Antoni Malinowski's instillation is a permanent piece. He attached small pieces of glass to the wall of the Aid & Abet building. This piece is very subtle, people often walk by without even noticing that the installation is there, until the light catches the pieces of glass. Malinowski is very interested in light and movement which are two key elements to this installation. Antoni has identified the overwhelming characteristics of Cambridge as the medieval rhythms of the Gothic architecture and the micro- rhythms woven into the architectural details which energize and animate the larger rhythms of brick and stone.








Jem Finer's installation is in the process of developing a new artwork for Cambridge CB1 station area

entitled Supercomputer as part of the programme for public art. Supercomputer is a functioning computer made from a series of pipes, it will be enclosed in a glass fronted pavilion, similar to the mainframe computers of the 1970’s. Supercomputer will be designed to play pitched percussive instruments incorporated in the structure, in effect turning the computer into a composing calculator creating new compositions over a 179 year period.

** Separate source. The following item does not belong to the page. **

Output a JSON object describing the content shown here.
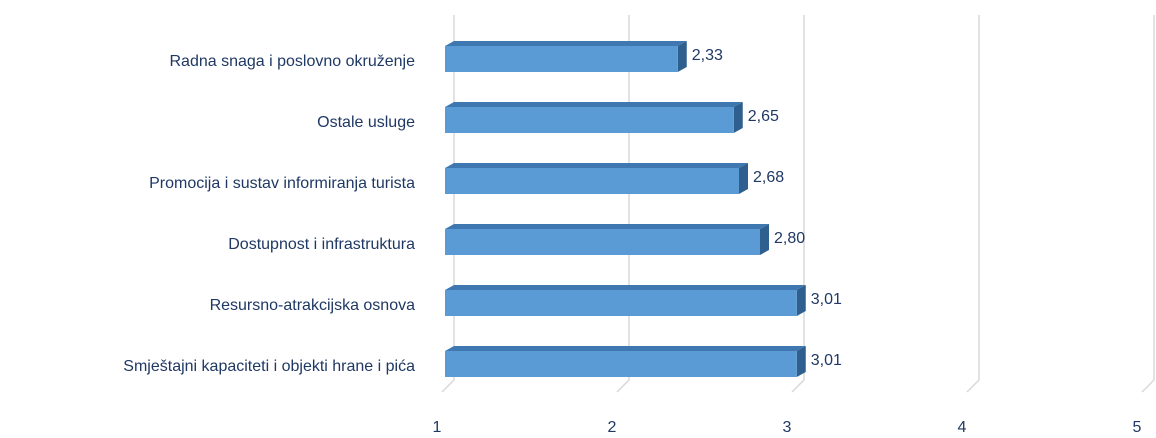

The sounds generated by the sculpture will be relayed through a speaker system incorporated in the pavilion’s structure, which will be activated at certain points of the day.
















.



Dryden Goodwin's work is to be installed in 20--. 'Wander' consists of 100 etched steel plates laid into the paving. Inspired by a series of drawings collected by the artist round Cambridge. 

The dispersal of the plates means that visitors and local residents may only see some of the plates, but will discover previously unnoticed etchings over a period of time as they further explore the site.